With hip and thigh exercises a good rule of thumb is to complete a set when your muscles feel tired. That means you should start gradually, and work up to longer sessions.
In most cases, doing three sets, each with up to 12 repetitions, should tire out the muscles – if not, do a bit more. If you work out three times a week, you should see a noticeable improvement in about six weeks, depending on your own fitness level.
Top Hip and Thigh Exercises
- Squat. Squats are seen as the best way to strengthen and tone thighs. Stand with feet apart and squat until knees and hip joint are even then stand up again. You should be able to do this with your legs shoulder-length apart. Warning: this can be difficult for people with knee problems.
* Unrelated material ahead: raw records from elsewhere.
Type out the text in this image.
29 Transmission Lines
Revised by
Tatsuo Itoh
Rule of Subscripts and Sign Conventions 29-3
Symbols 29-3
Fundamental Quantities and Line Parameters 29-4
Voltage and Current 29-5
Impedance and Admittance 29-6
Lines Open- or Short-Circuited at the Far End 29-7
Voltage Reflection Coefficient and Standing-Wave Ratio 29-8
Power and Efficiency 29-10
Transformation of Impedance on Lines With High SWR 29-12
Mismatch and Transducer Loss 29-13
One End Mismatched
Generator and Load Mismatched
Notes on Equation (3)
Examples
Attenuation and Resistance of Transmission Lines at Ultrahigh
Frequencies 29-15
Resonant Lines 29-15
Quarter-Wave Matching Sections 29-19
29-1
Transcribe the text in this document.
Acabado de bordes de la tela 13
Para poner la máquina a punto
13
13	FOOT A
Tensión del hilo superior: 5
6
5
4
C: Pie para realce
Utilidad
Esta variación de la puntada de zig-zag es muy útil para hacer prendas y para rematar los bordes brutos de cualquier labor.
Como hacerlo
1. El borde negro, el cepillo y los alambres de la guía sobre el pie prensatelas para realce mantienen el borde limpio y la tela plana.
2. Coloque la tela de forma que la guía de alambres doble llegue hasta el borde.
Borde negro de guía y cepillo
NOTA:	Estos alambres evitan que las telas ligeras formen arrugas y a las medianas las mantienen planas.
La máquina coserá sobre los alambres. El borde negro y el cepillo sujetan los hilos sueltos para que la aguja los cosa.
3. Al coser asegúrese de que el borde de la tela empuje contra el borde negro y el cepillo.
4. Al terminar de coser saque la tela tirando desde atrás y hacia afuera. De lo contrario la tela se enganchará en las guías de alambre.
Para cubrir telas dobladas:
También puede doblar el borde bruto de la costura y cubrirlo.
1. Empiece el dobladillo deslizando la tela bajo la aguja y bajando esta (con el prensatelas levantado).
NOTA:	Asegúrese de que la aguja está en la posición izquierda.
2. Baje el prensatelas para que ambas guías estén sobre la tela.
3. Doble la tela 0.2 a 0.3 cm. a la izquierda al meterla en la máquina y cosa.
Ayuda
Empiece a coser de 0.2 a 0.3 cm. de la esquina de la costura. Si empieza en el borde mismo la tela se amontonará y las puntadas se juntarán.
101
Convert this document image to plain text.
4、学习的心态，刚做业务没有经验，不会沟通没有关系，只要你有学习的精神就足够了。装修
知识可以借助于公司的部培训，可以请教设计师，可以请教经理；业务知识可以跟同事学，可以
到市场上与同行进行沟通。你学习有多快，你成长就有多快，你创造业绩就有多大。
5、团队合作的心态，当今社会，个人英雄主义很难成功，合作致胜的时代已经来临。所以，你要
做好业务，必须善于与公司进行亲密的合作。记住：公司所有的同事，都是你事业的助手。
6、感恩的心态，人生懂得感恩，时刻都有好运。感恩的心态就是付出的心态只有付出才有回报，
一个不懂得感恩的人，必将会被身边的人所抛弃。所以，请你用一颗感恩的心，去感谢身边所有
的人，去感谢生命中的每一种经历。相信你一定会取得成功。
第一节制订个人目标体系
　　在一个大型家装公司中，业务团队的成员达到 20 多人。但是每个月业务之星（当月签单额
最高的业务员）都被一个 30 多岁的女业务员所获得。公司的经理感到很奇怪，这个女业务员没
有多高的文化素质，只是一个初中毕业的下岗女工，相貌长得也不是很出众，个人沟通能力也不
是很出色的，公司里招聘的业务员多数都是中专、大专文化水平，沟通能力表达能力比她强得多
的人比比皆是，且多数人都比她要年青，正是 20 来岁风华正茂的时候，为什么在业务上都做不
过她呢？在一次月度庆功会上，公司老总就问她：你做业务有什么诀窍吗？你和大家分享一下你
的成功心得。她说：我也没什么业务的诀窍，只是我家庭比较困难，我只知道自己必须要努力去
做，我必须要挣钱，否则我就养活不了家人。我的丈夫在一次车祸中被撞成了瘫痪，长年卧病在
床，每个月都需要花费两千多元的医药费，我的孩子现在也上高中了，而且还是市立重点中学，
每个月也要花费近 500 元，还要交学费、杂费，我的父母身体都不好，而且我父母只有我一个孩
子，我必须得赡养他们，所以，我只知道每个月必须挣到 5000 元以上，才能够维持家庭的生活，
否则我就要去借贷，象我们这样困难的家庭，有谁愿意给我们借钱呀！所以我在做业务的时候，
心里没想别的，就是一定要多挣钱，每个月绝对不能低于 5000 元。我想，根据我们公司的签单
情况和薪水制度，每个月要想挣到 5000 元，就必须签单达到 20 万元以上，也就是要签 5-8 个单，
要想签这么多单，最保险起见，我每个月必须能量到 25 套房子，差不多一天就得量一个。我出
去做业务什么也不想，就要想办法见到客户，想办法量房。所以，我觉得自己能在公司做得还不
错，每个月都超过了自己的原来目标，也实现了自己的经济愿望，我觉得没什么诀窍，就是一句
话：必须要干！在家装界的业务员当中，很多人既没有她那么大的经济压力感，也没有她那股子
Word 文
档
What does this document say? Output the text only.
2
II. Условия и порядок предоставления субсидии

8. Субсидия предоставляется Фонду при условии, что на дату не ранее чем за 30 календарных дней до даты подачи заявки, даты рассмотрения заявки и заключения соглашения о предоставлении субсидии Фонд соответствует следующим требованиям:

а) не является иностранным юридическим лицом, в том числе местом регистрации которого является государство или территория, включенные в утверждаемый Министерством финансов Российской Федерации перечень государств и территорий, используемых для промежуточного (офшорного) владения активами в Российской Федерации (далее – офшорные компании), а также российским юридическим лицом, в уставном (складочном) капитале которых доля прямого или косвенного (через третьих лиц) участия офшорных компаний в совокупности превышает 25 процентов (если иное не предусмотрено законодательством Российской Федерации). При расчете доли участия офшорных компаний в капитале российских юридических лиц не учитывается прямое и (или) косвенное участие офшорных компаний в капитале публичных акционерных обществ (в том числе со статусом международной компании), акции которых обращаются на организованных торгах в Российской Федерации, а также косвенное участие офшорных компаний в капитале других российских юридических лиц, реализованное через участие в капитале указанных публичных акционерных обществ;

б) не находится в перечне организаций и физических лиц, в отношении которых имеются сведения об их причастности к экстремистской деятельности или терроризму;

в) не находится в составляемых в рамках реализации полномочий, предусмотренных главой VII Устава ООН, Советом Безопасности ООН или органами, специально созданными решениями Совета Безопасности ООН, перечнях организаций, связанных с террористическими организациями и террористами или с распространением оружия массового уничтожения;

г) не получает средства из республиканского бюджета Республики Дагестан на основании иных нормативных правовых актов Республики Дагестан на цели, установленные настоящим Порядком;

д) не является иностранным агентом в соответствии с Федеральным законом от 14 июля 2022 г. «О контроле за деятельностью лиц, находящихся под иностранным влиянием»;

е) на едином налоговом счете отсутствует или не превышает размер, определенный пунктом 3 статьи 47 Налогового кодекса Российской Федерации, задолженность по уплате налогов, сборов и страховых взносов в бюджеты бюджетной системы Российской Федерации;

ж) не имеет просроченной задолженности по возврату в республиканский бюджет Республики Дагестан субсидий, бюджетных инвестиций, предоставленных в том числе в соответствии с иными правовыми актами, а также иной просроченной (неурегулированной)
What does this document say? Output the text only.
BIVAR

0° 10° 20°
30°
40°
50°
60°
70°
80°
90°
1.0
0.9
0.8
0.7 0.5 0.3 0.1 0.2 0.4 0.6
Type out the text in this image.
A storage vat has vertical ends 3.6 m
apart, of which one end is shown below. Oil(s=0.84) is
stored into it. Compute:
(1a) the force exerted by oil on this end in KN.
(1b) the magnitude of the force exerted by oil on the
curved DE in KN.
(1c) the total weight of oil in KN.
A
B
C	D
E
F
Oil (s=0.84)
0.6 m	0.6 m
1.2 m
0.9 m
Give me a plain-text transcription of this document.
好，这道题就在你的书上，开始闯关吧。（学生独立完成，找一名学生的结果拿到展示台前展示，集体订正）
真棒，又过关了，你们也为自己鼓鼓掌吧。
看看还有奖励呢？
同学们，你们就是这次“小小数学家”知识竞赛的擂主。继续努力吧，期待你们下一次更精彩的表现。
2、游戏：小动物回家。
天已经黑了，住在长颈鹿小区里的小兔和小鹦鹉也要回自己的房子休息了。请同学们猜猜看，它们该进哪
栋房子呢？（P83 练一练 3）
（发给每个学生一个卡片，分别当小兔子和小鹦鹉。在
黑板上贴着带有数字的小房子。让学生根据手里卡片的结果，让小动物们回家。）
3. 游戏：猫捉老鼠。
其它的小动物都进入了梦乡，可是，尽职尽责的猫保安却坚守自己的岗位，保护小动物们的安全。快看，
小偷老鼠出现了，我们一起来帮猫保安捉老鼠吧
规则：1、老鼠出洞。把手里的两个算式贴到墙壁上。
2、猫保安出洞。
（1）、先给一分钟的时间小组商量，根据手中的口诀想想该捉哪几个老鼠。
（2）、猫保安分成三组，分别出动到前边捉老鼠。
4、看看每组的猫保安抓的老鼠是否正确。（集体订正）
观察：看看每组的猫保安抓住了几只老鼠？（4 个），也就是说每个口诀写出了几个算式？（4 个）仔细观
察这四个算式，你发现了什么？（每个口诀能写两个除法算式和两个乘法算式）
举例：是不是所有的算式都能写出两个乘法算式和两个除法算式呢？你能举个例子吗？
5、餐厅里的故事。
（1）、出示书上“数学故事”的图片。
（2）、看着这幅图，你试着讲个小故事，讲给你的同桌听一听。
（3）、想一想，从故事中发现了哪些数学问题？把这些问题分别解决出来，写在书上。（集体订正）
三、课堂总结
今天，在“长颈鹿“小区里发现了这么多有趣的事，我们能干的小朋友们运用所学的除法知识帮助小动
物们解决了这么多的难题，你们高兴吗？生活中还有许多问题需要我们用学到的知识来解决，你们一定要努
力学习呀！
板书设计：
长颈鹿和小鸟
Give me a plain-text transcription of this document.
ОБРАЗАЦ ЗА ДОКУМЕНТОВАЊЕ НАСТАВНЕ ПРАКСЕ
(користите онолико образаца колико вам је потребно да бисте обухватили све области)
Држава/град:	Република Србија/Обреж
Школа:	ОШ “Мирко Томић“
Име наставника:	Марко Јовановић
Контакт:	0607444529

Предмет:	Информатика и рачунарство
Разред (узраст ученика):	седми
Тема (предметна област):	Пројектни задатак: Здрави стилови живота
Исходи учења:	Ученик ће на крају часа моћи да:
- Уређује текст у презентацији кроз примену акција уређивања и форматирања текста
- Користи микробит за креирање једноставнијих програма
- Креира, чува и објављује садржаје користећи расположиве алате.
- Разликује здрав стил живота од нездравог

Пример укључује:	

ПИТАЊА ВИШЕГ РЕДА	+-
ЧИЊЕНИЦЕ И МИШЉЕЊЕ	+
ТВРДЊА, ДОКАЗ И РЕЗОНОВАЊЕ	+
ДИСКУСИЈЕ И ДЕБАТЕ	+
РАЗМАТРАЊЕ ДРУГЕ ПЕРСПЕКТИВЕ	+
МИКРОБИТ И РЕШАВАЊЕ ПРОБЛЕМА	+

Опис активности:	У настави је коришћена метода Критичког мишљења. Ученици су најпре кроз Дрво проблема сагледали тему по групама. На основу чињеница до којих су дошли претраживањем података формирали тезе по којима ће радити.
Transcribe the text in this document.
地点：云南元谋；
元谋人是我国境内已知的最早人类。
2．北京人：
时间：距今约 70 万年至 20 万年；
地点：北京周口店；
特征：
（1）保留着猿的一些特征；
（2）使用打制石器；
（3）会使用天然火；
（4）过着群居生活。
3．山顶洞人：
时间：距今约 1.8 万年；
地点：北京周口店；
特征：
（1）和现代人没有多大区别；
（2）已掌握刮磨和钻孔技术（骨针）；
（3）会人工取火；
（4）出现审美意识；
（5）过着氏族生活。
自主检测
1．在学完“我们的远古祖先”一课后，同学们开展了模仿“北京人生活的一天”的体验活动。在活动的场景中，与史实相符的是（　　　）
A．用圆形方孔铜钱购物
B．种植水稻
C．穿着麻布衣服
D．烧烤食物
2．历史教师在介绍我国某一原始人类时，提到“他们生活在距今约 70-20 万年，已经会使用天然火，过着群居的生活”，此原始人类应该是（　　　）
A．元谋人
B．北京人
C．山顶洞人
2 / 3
- Squat thrust: Similar to a squat but involves holding the squat in place, then leaping up like a frog (also called “frog thrust”. Not recommended for those with painful joints, but it you can handle it, this works wonders on both hips and thighs.
- Ball squat. Similar to a regular squat but gentler. Place an exercise ball between the curve of you back and the wall then squat down. Bend knees, lowering up to five inches, then hold for several seconds and stand up again. Try eventually to hold for longer and go a bit lower. Repeat several times.
- Hip abduction. Lie on right side with head resting comfortably on top of right arm. Try to keep your right leg completely straight as you carefully lift your bend your left leg so that you can place your foot on the floor in front of the right leg. Then, holding your left ankle, lift your other leg up.
- Lunge.Stand in position again with feet shoulder-width apart, then step straight forward so that you land on your heel. Make sure that the knee is at a 90-degree angle so you don’t put too much pressure on the knee area as you lunge. Do again so back knee almost touches the ground then return to original position.